Craving? I’m still not much of a food “craver” although lately I’ve reverted back to my child-self and really been digging plain Cheerios.


Sleeping? Sleep? What is that? I keep falling asleep early and then I wake up around midnight and can’t fall back asleep!


Wearing? We have been practically living at the pool and I’ve been rocking this bathing suit a ton. (I can’t find the original anymore, but here is a similar version).


Feeling? Super anxious. You’d think by the 4th time this would all just be a cake walk. But in typical Lindsay fashion, I lay awake worrying about everything. How is this thing gonna go down? Is it going to feel like I’m dying like Ande’s birth? When is it going to happen? What if I miss Owen’s first day of Kindergarten? Will whoever is watching my boy’s remember to make their school lunches? Will she love Curtis more than me?


Buying for baby? We got this bassinet for a steal which Ande promptly began setting up ALL of the baby toys in. Cute, but calm down!

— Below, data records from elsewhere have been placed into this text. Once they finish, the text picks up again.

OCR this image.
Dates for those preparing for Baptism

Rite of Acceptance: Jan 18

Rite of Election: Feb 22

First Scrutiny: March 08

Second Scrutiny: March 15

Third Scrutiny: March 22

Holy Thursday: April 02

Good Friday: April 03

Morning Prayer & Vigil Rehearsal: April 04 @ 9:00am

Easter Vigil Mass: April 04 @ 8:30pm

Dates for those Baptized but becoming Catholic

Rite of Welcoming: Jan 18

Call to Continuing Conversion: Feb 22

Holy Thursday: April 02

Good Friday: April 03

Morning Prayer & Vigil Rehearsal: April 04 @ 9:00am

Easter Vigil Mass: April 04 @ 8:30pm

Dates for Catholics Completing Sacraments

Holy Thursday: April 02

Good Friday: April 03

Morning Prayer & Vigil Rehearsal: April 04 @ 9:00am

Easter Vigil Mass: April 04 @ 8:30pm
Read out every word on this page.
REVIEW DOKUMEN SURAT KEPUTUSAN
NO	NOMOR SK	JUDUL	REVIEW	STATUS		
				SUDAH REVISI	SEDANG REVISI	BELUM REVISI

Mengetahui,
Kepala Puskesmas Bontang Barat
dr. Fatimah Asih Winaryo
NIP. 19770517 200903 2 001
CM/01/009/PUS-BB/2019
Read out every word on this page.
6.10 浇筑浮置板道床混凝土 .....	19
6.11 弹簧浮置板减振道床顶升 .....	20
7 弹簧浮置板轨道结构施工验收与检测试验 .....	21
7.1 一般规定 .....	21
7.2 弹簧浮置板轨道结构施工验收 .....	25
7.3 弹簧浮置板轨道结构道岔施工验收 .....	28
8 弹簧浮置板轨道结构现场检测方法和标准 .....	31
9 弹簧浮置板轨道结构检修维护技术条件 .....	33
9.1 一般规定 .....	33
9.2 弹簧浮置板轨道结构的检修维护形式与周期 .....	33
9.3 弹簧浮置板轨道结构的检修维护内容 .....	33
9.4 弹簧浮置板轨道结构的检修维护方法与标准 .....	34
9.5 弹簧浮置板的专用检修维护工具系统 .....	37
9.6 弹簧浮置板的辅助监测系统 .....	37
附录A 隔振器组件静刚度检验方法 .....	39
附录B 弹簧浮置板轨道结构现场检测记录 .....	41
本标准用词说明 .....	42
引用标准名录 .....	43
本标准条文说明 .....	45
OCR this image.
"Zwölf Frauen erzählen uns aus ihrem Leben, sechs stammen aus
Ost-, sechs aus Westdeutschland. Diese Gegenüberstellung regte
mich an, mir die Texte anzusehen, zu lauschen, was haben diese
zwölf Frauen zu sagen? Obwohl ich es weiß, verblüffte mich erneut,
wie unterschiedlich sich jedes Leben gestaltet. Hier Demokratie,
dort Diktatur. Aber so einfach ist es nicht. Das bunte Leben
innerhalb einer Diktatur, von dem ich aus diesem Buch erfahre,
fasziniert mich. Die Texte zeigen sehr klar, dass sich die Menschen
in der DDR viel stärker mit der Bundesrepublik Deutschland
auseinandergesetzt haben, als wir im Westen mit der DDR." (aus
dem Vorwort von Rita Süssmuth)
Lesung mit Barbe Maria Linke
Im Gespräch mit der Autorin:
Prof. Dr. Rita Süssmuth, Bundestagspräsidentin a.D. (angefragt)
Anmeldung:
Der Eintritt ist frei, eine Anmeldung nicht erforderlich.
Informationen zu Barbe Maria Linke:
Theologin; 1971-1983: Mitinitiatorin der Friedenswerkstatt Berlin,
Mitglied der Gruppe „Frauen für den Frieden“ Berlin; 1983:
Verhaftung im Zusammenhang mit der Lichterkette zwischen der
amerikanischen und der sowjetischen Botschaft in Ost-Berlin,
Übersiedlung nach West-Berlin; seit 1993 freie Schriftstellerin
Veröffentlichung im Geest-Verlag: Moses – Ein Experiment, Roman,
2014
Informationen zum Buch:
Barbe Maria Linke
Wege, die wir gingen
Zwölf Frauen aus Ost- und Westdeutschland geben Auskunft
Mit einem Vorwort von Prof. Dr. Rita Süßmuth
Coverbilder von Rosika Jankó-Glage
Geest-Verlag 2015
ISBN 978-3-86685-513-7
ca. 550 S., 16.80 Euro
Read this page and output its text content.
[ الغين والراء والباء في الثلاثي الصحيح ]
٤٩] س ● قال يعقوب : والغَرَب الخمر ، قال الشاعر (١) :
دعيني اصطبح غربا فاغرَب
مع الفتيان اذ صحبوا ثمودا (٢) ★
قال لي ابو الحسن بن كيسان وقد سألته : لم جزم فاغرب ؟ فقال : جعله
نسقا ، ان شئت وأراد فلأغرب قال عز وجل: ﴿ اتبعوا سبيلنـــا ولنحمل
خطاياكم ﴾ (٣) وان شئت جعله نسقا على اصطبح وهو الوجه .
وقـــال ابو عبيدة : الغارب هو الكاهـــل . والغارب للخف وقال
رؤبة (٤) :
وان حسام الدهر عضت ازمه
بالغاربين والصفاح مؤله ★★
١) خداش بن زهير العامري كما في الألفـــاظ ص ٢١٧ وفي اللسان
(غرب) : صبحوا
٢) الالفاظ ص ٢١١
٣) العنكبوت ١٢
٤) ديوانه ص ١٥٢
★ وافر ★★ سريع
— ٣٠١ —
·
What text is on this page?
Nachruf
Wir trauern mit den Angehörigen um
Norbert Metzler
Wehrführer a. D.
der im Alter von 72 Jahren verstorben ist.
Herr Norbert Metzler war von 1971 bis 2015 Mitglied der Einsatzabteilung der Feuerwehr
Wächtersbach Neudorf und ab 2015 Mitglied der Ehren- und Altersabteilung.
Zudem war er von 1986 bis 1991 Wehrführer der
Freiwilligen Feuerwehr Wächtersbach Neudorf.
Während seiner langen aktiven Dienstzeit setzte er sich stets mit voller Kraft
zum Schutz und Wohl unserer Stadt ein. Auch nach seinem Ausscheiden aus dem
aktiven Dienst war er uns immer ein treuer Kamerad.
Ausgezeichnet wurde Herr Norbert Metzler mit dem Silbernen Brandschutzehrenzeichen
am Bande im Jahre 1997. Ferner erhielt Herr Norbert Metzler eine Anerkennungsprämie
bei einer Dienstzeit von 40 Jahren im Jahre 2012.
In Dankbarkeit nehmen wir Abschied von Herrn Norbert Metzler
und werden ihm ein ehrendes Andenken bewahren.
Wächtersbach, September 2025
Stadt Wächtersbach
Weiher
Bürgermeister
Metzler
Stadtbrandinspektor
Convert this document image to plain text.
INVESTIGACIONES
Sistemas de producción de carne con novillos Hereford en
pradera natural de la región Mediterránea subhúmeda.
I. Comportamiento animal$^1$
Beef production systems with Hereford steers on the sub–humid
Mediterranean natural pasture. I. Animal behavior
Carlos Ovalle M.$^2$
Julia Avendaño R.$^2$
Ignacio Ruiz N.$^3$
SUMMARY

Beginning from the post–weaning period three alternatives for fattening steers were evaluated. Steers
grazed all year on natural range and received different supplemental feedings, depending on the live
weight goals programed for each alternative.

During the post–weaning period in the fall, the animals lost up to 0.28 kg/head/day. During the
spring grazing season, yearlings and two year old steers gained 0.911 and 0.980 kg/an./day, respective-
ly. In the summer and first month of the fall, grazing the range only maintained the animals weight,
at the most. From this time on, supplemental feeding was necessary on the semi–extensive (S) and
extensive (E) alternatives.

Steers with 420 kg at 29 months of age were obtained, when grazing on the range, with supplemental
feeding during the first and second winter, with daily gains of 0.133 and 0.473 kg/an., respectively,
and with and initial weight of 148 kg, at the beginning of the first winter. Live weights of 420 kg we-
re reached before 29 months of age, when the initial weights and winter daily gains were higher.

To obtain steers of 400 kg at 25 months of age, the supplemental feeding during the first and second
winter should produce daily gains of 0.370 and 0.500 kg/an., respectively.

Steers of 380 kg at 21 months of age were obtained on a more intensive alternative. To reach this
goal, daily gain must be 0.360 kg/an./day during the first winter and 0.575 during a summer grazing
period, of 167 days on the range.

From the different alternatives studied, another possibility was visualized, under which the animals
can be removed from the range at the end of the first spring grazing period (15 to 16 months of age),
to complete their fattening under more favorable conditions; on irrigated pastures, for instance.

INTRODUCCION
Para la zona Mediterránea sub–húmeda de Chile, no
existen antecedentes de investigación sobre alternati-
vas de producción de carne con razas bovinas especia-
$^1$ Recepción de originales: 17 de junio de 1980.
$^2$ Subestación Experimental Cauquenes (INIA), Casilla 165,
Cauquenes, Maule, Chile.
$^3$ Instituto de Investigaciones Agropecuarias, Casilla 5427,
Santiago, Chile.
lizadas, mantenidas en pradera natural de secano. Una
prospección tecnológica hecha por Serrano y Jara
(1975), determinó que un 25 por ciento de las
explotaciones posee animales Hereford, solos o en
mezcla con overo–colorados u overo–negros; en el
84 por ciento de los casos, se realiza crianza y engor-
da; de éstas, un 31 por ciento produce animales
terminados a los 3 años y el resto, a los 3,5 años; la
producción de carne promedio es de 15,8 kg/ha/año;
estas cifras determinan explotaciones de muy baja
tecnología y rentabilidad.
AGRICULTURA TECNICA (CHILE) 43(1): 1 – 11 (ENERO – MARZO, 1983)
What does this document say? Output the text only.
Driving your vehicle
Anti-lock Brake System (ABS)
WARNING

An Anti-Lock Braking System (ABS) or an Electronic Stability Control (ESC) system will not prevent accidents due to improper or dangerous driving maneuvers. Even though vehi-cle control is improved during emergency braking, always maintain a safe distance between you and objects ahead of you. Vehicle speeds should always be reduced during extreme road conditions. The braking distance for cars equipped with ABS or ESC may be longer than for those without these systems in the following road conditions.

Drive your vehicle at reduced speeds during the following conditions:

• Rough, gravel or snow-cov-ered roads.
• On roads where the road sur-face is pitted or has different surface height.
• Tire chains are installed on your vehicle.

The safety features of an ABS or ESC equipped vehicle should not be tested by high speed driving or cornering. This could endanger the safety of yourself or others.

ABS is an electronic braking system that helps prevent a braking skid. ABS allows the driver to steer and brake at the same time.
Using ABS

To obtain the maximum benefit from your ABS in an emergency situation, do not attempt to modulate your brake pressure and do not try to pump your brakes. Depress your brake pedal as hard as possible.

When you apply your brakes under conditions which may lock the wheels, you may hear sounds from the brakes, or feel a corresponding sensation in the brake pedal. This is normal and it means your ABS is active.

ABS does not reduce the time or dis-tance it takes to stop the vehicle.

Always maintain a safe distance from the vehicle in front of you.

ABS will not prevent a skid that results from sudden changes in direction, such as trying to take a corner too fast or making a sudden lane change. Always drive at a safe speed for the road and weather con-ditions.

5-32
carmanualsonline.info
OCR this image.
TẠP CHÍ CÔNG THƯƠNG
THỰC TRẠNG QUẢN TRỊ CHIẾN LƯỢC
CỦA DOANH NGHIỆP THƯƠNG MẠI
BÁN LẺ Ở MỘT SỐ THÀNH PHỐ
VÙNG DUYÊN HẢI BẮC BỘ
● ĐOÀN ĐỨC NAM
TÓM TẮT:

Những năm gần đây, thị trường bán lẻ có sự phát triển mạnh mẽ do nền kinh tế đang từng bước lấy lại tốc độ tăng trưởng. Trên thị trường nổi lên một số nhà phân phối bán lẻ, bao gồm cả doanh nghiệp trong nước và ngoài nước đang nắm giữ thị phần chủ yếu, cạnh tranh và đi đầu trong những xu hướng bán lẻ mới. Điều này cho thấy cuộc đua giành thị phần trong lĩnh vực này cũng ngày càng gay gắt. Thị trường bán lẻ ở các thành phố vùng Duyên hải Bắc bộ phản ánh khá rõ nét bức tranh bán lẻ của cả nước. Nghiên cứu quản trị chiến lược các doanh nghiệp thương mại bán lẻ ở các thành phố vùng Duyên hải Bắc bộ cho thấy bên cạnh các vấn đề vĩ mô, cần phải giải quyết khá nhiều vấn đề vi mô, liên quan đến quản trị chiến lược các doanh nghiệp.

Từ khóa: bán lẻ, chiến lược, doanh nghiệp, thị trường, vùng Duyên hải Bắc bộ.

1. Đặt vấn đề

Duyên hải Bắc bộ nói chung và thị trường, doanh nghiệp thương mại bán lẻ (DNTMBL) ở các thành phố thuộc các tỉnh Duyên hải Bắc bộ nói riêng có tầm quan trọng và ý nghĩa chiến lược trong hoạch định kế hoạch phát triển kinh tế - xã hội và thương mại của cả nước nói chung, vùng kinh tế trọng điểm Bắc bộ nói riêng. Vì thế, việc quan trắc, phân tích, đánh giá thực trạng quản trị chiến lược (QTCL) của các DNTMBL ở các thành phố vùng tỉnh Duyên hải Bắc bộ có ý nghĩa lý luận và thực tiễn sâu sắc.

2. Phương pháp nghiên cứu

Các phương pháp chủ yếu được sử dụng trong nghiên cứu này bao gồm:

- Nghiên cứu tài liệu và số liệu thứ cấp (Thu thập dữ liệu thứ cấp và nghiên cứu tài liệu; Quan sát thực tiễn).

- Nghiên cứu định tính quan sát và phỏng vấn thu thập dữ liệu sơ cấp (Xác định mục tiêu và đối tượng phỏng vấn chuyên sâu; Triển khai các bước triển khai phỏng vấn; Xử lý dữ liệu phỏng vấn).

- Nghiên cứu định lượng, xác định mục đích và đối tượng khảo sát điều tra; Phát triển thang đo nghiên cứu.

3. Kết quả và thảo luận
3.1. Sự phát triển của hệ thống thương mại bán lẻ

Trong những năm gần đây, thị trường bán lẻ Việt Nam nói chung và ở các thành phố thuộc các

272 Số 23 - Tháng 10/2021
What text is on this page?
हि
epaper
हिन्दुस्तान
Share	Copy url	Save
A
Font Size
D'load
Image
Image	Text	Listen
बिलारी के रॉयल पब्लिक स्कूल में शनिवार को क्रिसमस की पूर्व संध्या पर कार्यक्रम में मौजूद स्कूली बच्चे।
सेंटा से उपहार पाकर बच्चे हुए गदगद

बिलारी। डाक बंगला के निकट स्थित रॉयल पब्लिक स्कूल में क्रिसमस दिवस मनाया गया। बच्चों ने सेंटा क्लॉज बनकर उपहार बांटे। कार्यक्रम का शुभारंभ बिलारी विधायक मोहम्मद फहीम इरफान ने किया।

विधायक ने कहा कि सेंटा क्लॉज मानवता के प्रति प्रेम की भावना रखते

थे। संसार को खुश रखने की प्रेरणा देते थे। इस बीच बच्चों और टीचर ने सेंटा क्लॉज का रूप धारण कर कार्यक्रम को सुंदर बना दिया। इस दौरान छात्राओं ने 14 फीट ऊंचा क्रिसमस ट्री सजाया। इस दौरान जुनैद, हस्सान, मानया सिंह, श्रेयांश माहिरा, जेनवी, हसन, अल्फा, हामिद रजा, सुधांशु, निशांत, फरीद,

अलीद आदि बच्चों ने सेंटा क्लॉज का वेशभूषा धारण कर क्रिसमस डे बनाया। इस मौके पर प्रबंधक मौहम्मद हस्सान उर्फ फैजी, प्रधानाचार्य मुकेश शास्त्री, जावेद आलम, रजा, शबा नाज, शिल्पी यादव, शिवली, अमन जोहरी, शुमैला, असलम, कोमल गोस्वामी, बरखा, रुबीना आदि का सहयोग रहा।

Nesting? If spending a 95 degree Saturday making everyone weed our front yard natural area and the entire next Saturday collecting 3 giant trash bags of stuff to donate and even more bags of trash, then yes. Yes, I am nesting. The funny thing is that I think Curtis has got the nesting bug even worse then me! He bought a new vacuum recently and now makes vacuuming, not only the carpet, but the walls, blinds, picture frames, etc, a nightly ritual.